A Donovan concert is never just a Donovan concert, especially when we're talking about his 50th anniversary tour, which celebrates the US release (UK had to wait a little longer due to copyright issues) of his psych-folk masterpiece Sunshine Superman. He is indeed the original troubadour, a role that comes so naturally to him he was even chosen by Jacques Demy to play the lead role in his 1972 adaptation of The Pied Piper: he enters timidly onstage, and proceeds to sit on the floor, alone with his guitar, strumming gently along beautiful poems and stopping every once in a while to tell a story with the same soothing, child-like voice we all learned to know and love.

Among these stories, many of them retold at the Olympia stage like it was the first time, lie the bright remains of what it was like to be alive and part of the music scene in 1966: his séjour in India with the Beatles and Mike Love (during which he wrote 'Hurdy Gurdy Man' and taught John Lennon finger-picking guitar techniques, leading to him to write 'Dear Prudence'); his arrest in late 1966 by the infamous Sergeant Pilcher, who would also arrest The Beatles and the Stones before being accused of perjury, subsequently being sentenced to jail for planting drugs; and even more recent ones, like him having been with Marianne Faithfull the night before the Paris gig and inviting her to attend the show (she couldn't, but sent her friend instead), or meeting two Corsican guys playing at a Parisian restaurant and getting them invites (they were enthusiastically there all right).

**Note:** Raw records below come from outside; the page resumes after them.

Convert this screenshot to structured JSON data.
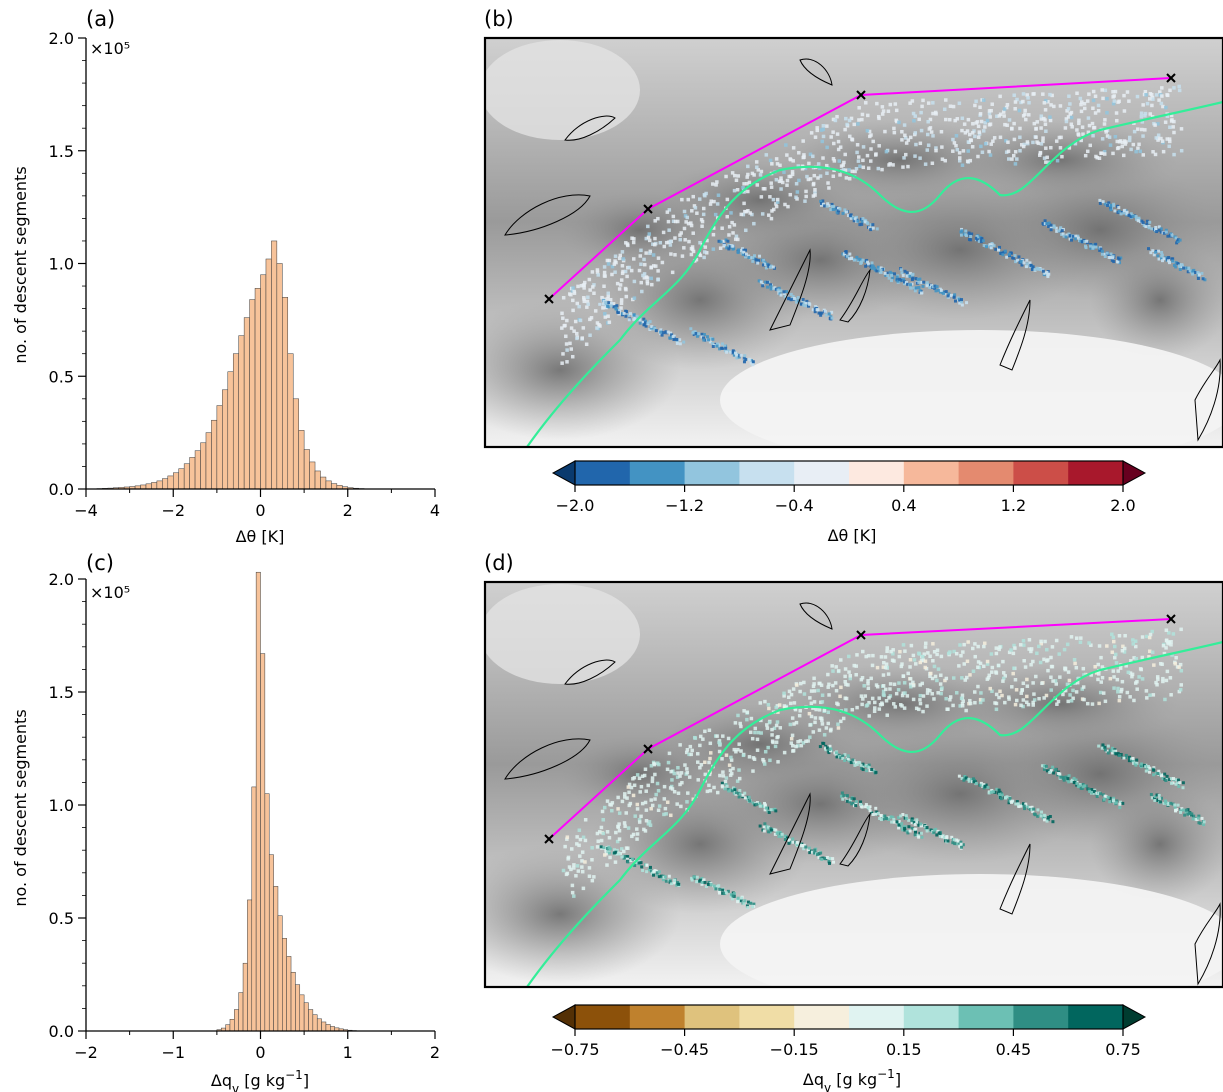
{
  "chart_data": [
    {
      "panel_label": "(a)",
      "type": "bar",
      "xlabel": "Δθ [K]",
      "ylabel": "no. of descent segments",
      "y_multiplier": "×10⁵",
      "xlim": [
        -4,
        4
      ],
      "ylim": [
        0,
        200000
      ],
      "xticks": [
        -4,
        -2,
        0,
        2,
        4
      ],
      "yticks": [
        0.0,
        0.5,
        1.0,
        1.5,
        2.0
      ],
      "bin_width": 0.125,
      "bin_start": -4,
      "counts": [
        0,
        100,
        200,
        300,
        400,
        550,
        700,
        900,
        1100,
        1400,
        1800,
        2300,
        2900,
        3600,
        4600,
        5800,
        7200,
        9000,
        11200,
        14000,
        17000,
        20500,
        25000,
        30500,
        37000,
        44000,
        52000,
        60000,
        68000,
        76000,
        84000,
        89000,
        95000,
        102000,
        110000,
        100000,
        85000,
        60000,
        40000,
        26000,
        17500,
        12000,
        8000,
        5300,
        3600,
        2400,
        1600,
        1000,
        600,
        350,
        200,
        100,
        50,
        0,
        0,
        0,
        0,
        0,
        0,
        0,
        0,
        0,
        0,
        0
      ],
      "bar_color": "#f7c39a"
    },
    {
      "panel_label": "(b)",
      "type": "heatmap",
      "colorbar_label": "Δθ [K]",
      "colorbar_ticks": [
        "−2.0",
        "−1.2",
        "−0.4",
        "0.4",
        "1.2",
        "2.0"
      ],
      "colorbar_colors": [
        "#2166ac",
        "#4393c3",
        "#92c5de",
        "#c7e0ef",
        "#e8eef5",
        "#fde9e0",
        "#f6b89b",
        "#e48a6f",
        "#cc4e48",
        "#a8182c"
      ],
      "colorbar_extend": "both",
      "extend_low_color": "#0a3a6e",
      "extend_high_color": "#67001f",
      "cross_section_line_color": "#ff00ff",
      "curve_color": "#33ee99"
    },
    {
      "panel_label": "(c)",
      "type": "bar",
      "xlabel": "Δq",
      "xlabel_sub": "v",
      "xlabel_unit": " [g kg",
      "xlabel_sup": "−1",
      "xlabel_end": "]",
      "ylabel": "no. of descent segments",
      "y_multiplier": "×10⁵",
      "xlim": [
        -2,
        2
      ],
      "ylim": [
        0,
        200000
      ],
      "xticks": [
        -2,
        -1,
        0,
        1,
        2
      ],
      "yticks": [
        0.0,
        0.5,
        1.0,
        1.5,
        2.0
      ],
      "bin_width": 0.05,
      "bin_start": -0.5,
      "counts": [
        600,
        1300,
        2800,
        5200,
        9500,
        17000,
        30000,
        58000,
        108000,
        203000,
        167000,
        105000,
        78000,
        64000,
        51000,
        41000,
        33000,
        26000,
        20500,
        16000,
        12500,
        9500,
        7200,
        5400,
        4000,
        2900,
        2000,
        1400,
        950,
        600,
        350,
        200,
        100,
        50,
        0,
        0
      ],
      "bar_color": "#f7c39a"
    },
    {
      "panel_label": "(d)",
      "type": "heatmap",
      "colorbar_label": "Δq",
      "colorbar_label_sub": "v",
      "colorbar_label_unit": " [g kg",
      "colorbar_label_sup": "−1",
      "colorbar_label_end": "]",
      "colorbar_ticks": [
        "−0.75",
        "−0.45",
        "−0.15",
        "0.15",
        "0.45",
        "0.75"
      ],
      "colorbar_colors": [
        "#8c510a",
        "#bf812d",
        "#dfc27d",
        "#f0dda6",
        "#f6efdd",
        "#e0f3f1",
        "#b0e3dc",
        "#6cc0b4",
        "#2f8e84",
        "#01665e"
      ],
      "colorbar_extend": "both",
      "extend_low_color": "#543005",
      "extend_high_color": "#003c30",
      "cross_section_line_color": "#ff00ff",
      "curve_color": "#33ee99"
    }
  ]
}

But what impresses the most is that Donovan, always having relied solely on his guitar and voice, still continues to do so -- and amazingly well, I must add. Even if the highest notes may be a bit trickier for him now -- and maybe they were back then too -- there are not a lot of artists, both young and old, who would be able to sustain a two-set show without having a major band backing them up, plus a nice and solid chorus covering up for them when their voice doesn't reach the notes it used to. And probably no major artist would be so available as he was after the show, signing autographs for anyone who wanted a "proof-of-contact" souvenir.

Donovan is still the honest, humble, impeccable songwriter we grew up with. Keeping alive the beautiful folk tradition of one voice, one guitar (or just the voice, as he himself told us was the Gaelic way), he manages to pull us into every little world he created within each song, which on their turn work as eternal flashbacks, cosmic proxies of a time that seems too unreal to have happened.